MAHKEMESİ : BAKIRKÖY 5. ASLİYE TİCARET MAHKEMESİ
TARİHİ : 25/09/2014
NUMARASI : 2014/432-2014/287

Taraflar arasında görülen davada Bakırköy 5. Asliye Ticaret Mahkemesi’nce verilen 25/09/2014 tarih ve 2014/432-2014/287 sayılı kararın Yargıtayca incelenmesi taraf vekilleri tarafından istenmiş ve temyiz dilekçesinin süresi içinde verildiği anlaşılmış olmakla, dava dosyası için Tetkik Hakimi tarafından düzenlenen rapor dinlendikten ve yine dosya içerisindeki dilekçe, layihalar, duruşma tutanakları ve tüm belgeler okunup, incelendikten sonra işin gereği görüşülüp, düşünüldü:
Davacı vekili, davalının taşıyıcı, müvekkilinin alt taşıyıcı olduğu bir taşıma işinde yükün zayii olması üzerine meydana gelen zarar tutarının davalı taşıyıcının sigortacısı tarafından karşılanmayan kısmının, davalı tarafça bizzat ödendiği iddiası ile bu kısmın müvekkilinden tahsili amacıyla gönderilen faturaya itiraz edilmesine rağmen, davalı tarafından bu miktarın müvekkili cari hesabından düşüldüğünü ileri sürerek, 29.236,26 Euro’nun davalıdan tahsilini talep etmiştir.
Davalı vekili, davanın reddini savunmuştur.
Mahkemece, davacı yanın davalının keşide ettiği 29.236,26 Euro tutarlı fatura bedelinin ödenmesine ilişkin 29.05.2009 tarihli ihtarname üzerine faturadan sorumlu olmadıkları iddiası ile bir menfi tespit davası açabilecek iken alacak davası açtığı gerekçesi ile davanın usulden reddine karar verilmiştir.
Kararı taraf vekilleri temyiz etmiştir.
1- Dava, davalı tarafından taşıması üstlenilen emtianın alt taşıyıcı olan davacıya ait araç üzerinde deniz taşıması sırasında zayi olması nedeni ile davalı tarafından mal sahibine ödenen bedelden davalının sigorta şirketi tarafından karşılanmayan kısmın davalı nezdindeki davacı cari hesabından düşülmesi üzerine, bu tutarın davalıdan tahsili talebine ilişkin alacak davası olup, davacının alacak davası açmasına engel bir durumun bulunmadığı, kaldı ki alacak davası sonucu verilecek kararın olumlu veya olumsuz mahiyette bir tespit hükmünü de ihtiva ettiği hususu gözden kaçırılarak, yazılı gerekçe ile davanın reddine karar verilmesi doğru görülmemiş, hükmün temyiz eden davacı yararına bozulması gerekmiştir.

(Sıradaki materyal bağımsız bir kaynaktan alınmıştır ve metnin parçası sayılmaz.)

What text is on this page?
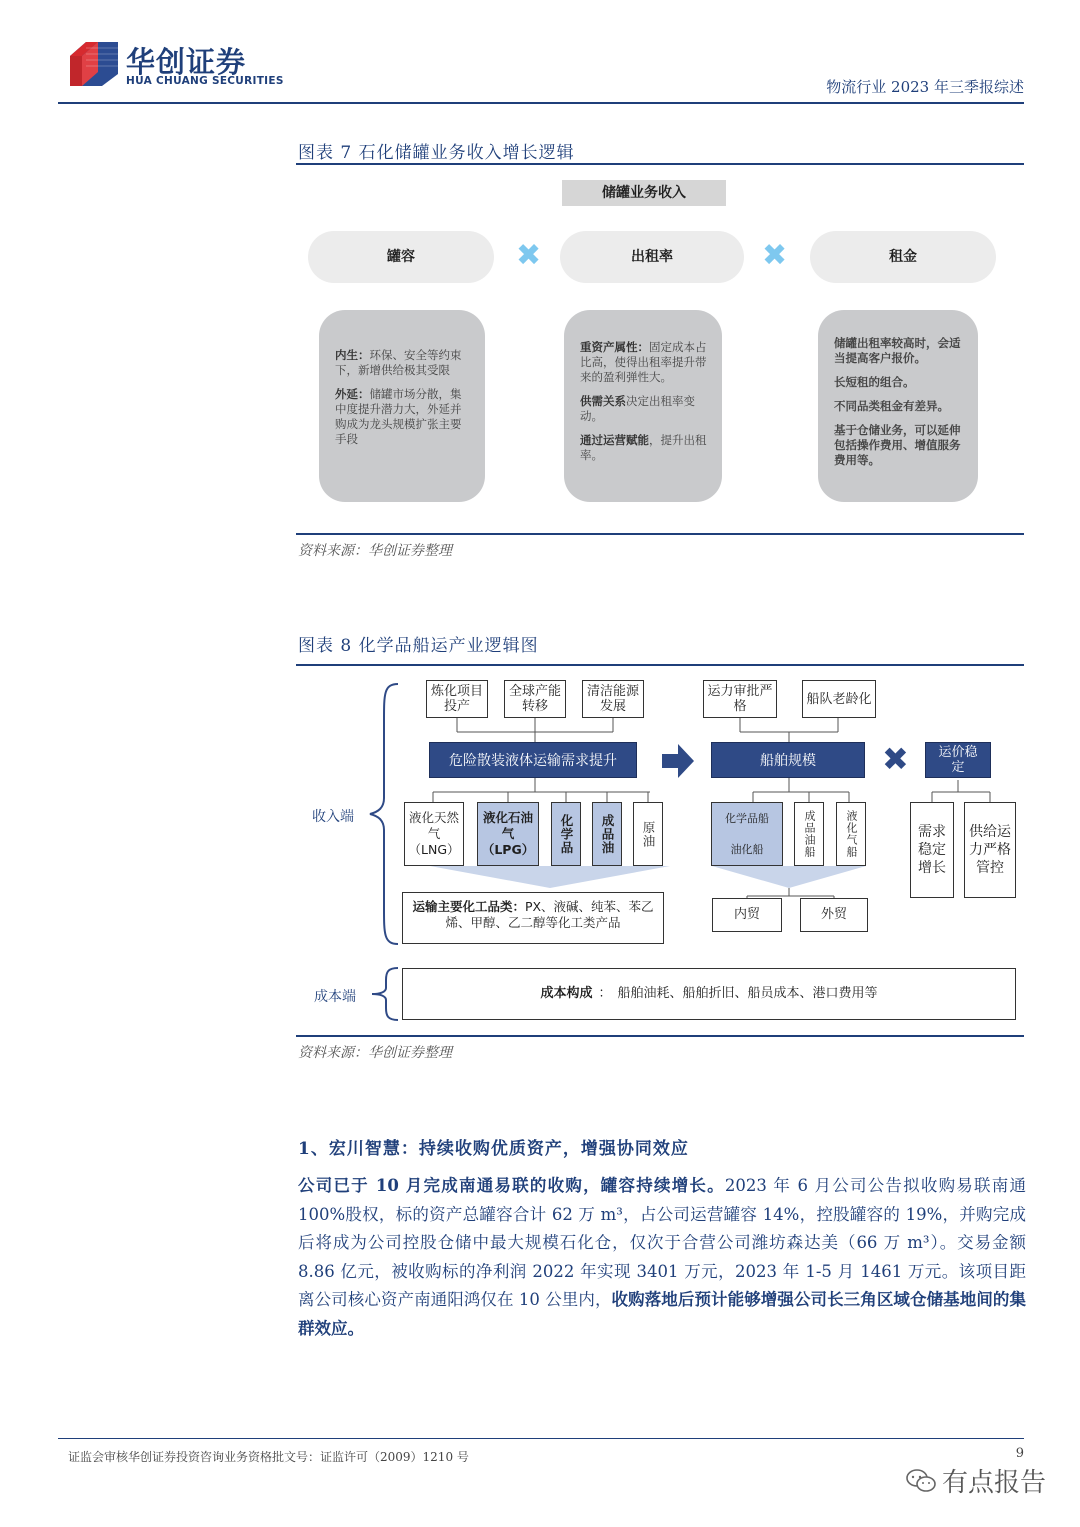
华创证券
HUA CHUANG SECURITIES	物流行业 2023 年三季报综述
图表 7 石化储罐业务收入增长逻辑
储罐业务收入
罐容	✖	出租率	✖	租金

内生：环保、安全等约束下，新增供给极其受限

外延：储罐市场分散，集中度提升潜力大，外延并购成为龙头规模扩张主要手段

重资产属性：固定成本占比高，使得出租率提升带来的盈利弹性大。

供需关系决定出租率变动。

通过运营赋能，提升出租率。

储罐出租率较高时，会适当提高客户报价。

长短租的组合。

不同品类租金有差异。

基于仓储业务，可以延伸包括操作费用、增值服务费用等。

资料来源：华创证券整理
图表 8 化学品船运产业逻辑图
收入端
成本端
炼化项目投产
全球产能转移
清洁能源发展
运力审批严格	船队老龄化
危险散装液体运输需求提升	船舶规模	✖	运价稳定
液化天然气（LNG）
液化石油气（LPG）	化学品	成品油	原油
化学品船
油化船	成品油船	液化气船	需求稳定增长
供给运力严格管控
运输主要化工品类：PX、液碱、纯苯、苯乙烯、甲醇、乙二醇等化工类产品
内贸	外贸
成本构成 ： 船舶油耗、船舶折旧、船员成本、港口费用等
资料来源：华创证券整理
1、宏川智慧：持续收购优质资产，增强协同效应
公司已于 10 月完成南通易联的收购，罐容持续增长。2023 年 6 月公司公告拟收购易联南通 100%股权，标的资产总罐容合计 62 万 m³，占公司运营罐容 14%，控股罐容的 19%，并购完成后将成为公司控股仓储中最大规模石化仓，仅次于合营公司潍坊森达美（66 万 m³）。交易金额 8.86 亿元，被收购标的净利润 2022 年实现 3401 万元，2023 年 1-5 月 1461 万元。该项目距离公司核心资产南通阳鸿仅在 10 公里内，收购落地后预计能够增强公司长三角区域仓储基地间的集群效应。
证监会审核华创证券投资咨询业务资格批文号：证监许可（2009）1210 号	9
有点报告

2- Bozma sebep ve şekline göre davalı vekilinin vekalet ücretine yönelik temyiz itirazlarının bu aşamada incelenmesine yer olmadığına karar verilmiştir.
SONUÇ: Yukarıda (1) numaralı bentte açıklanan nedenle davacı vekilinin temyiz itirazlarının kabulü ile hükmün temyiz eden davacı yararın BOZULMASINA, (2) numaralı bentte açıklanan bozma sebep ve şekline göre davalı vekilinin vekalet ücretine yönelik temyiz itirazlarının bu aşamada incelenmesine YER OLMADIĞINA, ödedikleri temyiz peşin harcın istekleri halinde temyiz eden taraflara iadesine, 18/11/2015 tarihinde oybirliğiyle karar verildi.